The concept that an ideal bionanoconstruct for active targeting should consist of a nanomaterial that is conjugated to a suitable biomolecule and presents a neutral footprint to the physiological environment remains the most common blueprint followed by the community. However, it is yet to be seen whether such a system can be effective in practice. Certainly, biological interfaces are multifunctional systems with their biological identity and activity defined by the synergy of all of their constituent parts. This suggests an alternative way of thinking, whereby instead of using isolated biomolecules to confer targeting capability, endogenous cell recognition motifs are mimicked to create a complete biological interface at the bionanoconstruct surface.

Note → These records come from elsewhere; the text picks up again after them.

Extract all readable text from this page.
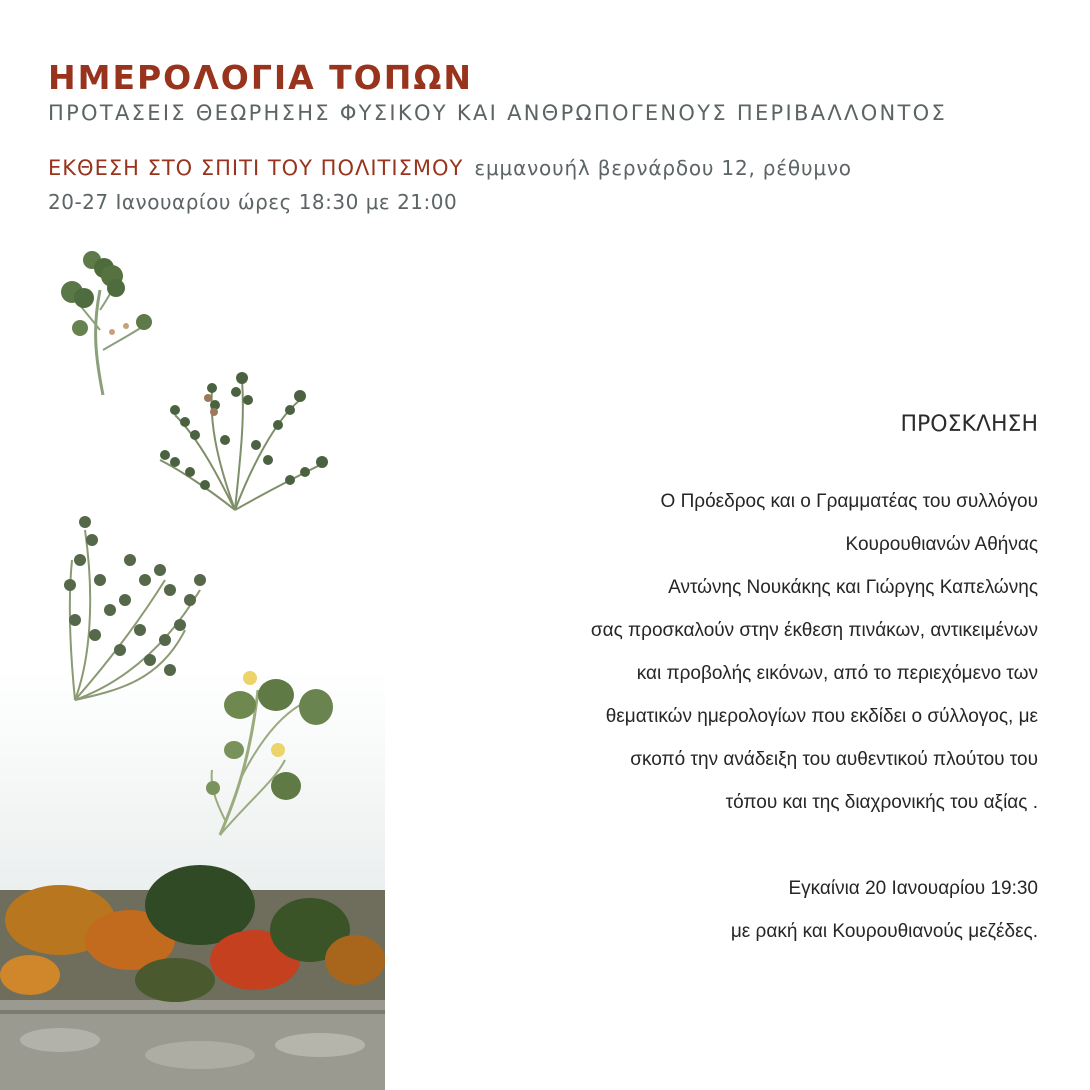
ΗΜΕΡΟΛΟΓΙΑ ΤΟΠΩΝ
ΠΡΟΤΑΣΕΙΣ ΘΕΩΡΗΣΗΣ ΦΥΣΙΚΟΥ ΚΑΙ ΑΝΘΡΩΠΟΓΕΝΟΥΣ ΠΕΡΙΒΑΛΛΟΝΤΟΣ
ΕΚΘΕΣΗ ΣΤΟ ΣΠΙΤΙ ΤΟΥ ΠΟΛΙΤΙΣΜΟΥ εμμανουήλ βερνάρδου 12, ρέθυμνο
20-27 Ιανουαρίου ώρες 18:30 με 21:00
ΠΡΟΣΚΛΗΣΗ
Ο Πρόεδρος και ο Γραμματέας του συλλόγου
Κουρουθιανών Αθήνας
Αντώνης Νουκάκης και Γιώργης Καπελώνης
σας προσκαλούν στην έκθεση πινάκων, αντικειμένων
και προβολής εικόνων, από το περιεχόμενο των
θεματικών ημερολογίων που εκδίδει ο σύλλογος, με
σκοπό την ανάδειξη του αυθεντικού πλούτου του
τόπου και της διαχρονικής του αξίας .
Εγκαίνια 20 Ιανουαρίου 19:30
με ρακή και Κουρουθιανούς μεζέδες.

The realization of such an approach will require a profound understanding of bionanointeractions, as well as perfect control of the surface molecular architecture in the engineering of bionanoconstructs. As an intermediate response, biomimetic strategies have emerged.[181−185] While, in this case, the precise mechanisms of recognition are still unknown, at least partially, the functionalization of conventional nanomaterials with biologically sourced building blocks, such as cell membranes, vesicles, or viral capsids, provides the proper codes for nanomaterials to engage with the biological environment.